Defendant also argues that the trial court erred when it recognized a ‘free-standing claim of unjust enrichment, independent of Michigan’s no-fault act,’ and that intervenors are attempting to sidestep the no-fault act. We agree.
Under MCL 500.3105(1), ‘an insurer is liable to pay benefits for accidental bodily injury arising out of the ownership, operation, maintenance or use of a motor vehicle as a motor vehicle . . . .’ Under MCL 500.3107(1)(a), PIP benefits are payable for ‘[a]llowable expenses consisting of reasonable charges incurred for reasonably necessary products, services and accommodations for an injured person’s care, recovery, or rehabilitation.’ Thus, the no-fault act fully occupies the relationship between insurers, their insureds, and the providers who deliver medical services to those insureds. As noted, it is well-settled that, under the version of the no-fault act applicable to this case, a medical provider has no independent statutory cause of action against a no-fault insurer for recovery of no-fault benefits. See Covenant, 500 Mich at 218-219.

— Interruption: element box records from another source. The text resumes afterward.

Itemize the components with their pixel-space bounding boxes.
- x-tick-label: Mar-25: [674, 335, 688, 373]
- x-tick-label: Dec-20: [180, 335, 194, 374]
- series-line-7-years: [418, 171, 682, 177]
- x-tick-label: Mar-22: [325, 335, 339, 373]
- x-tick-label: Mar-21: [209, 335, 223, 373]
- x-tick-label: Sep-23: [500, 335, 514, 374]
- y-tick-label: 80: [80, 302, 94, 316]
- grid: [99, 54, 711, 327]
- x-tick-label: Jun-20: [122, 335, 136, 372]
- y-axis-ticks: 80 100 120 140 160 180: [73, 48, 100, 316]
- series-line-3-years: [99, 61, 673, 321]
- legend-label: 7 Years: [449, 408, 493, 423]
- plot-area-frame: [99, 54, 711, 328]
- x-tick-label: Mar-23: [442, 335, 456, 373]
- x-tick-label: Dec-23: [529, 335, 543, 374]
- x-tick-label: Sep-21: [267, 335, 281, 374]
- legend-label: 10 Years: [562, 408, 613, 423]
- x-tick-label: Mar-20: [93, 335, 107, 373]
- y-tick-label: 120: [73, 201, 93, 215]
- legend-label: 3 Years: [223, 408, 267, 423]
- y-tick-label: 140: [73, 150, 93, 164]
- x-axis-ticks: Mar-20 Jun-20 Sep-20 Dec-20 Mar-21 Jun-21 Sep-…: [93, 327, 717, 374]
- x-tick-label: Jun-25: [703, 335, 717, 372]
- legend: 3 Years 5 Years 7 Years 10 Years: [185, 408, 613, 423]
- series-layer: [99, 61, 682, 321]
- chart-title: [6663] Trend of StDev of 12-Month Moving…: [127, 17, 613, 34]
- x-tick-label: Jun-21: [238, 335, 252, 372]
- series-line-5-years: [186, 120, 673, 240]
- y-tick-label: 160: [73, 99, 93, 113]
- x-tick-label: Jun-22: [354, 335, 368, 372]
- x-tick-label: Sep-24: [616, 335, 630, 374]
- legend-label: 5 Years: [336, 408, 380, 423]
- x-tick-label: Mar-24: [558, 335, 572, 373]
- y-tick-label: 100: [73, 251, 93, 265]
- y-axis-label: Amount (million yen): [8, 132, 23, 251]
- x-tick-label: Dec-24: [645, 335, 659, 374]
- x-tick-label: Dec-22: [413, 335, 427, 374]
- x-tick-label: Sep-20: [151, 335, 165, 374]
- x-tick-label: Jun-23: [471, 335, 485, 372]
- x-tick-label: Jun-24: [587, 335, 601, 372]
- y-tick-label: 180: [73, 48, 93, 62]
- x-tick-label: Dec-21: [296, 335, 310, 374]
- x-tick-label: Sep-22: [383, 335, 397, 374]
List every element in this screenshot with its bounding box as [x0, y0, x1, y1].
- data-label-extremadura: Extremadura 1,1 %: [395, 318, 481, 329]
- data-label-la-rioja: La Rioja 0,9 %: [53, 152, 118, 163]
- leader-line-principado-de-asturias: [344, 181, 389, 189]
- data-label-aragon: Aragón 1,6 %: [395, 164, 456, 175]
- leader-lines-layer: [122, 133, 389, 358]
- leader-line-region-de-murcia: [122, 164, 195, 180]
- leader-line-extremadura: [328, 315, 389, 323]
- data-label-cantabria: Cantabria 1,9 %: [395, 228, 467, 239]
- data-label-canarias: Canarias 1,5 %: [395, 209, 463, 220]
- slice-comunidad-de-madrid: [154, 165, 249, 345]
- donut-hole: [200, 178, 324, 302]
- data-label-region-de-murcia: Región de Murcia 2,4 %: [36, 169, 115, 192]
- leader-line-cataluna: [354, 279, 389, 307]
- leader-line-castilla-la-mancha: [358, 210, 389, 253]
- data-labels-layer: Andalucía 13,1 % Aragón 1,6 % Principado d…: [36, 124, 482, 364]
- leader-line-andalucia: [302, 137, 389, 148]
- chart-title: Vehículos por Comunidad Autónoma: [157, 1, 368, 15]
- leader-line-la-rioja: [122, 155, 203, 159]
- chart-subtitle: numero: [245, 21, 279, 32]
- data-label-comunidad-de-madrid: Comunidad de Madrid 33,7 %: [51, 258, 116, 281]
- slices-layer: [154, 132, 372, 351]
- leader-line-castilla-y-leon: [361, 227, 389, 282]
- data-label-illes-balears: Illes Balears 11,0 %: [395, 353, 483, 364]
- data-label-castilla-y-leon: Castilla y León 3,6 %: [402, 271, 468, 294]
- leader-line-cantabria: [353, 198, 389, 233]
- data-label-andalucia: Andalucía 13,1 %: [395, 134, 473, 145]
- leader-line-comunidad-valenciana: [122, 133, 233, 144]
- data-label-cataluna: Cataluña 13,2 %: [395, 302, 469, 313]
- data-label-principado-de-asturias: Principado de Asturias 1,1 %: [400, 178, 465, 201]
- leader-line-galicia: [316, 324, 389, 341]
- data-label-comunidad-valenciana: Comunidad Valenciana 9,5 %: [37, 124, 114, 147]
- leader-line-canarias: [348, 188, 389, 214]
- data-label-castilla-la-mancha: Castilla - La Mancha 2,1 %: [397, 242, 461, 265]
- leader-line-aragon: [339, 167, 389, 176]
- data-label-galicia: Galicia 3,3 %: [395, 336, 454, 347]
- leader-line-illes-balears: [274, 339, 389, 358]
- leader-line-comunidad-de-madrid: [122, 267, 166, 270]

Intervenors’ claim for unjust enrichment seeks recovery of benefits that relate to care they provided plaintiffs after a motor-vehicle accident. Thus, as defendant notes, the damages intervenors seek are actually ‘requests for recovery by a medical provider for PIP benefits.’ In fact, in intervenors’ complaint, they allege that plaintiffs ‘sustained bodily injuries within the meaning of MCL 500.3105.’ Therefore, we agree with defendant that intervenors ‘are seeking recovery of what undoubtedly constitute no-fault benefits (because the services provided fall within MCL 500.3105, and generally within the no-fault act),’ and thus, intervenors’ claim necessarily arises out of the no-fault act. Although intervenors label their claim as one for unjust enrichment, this Court must look beyond the labels assigned by the parties and, considering ‘the gravamen of the suit based on a reading of the complaint as a whole,’ we conclude intervenors’ claim arises out of the no-fault act. See Stephens, 307 Mich App at 228-229. Accordingly, the trial court erred when it denied defendant’s motion for summary disposition of intervenors’ claim for unjust enrichment.”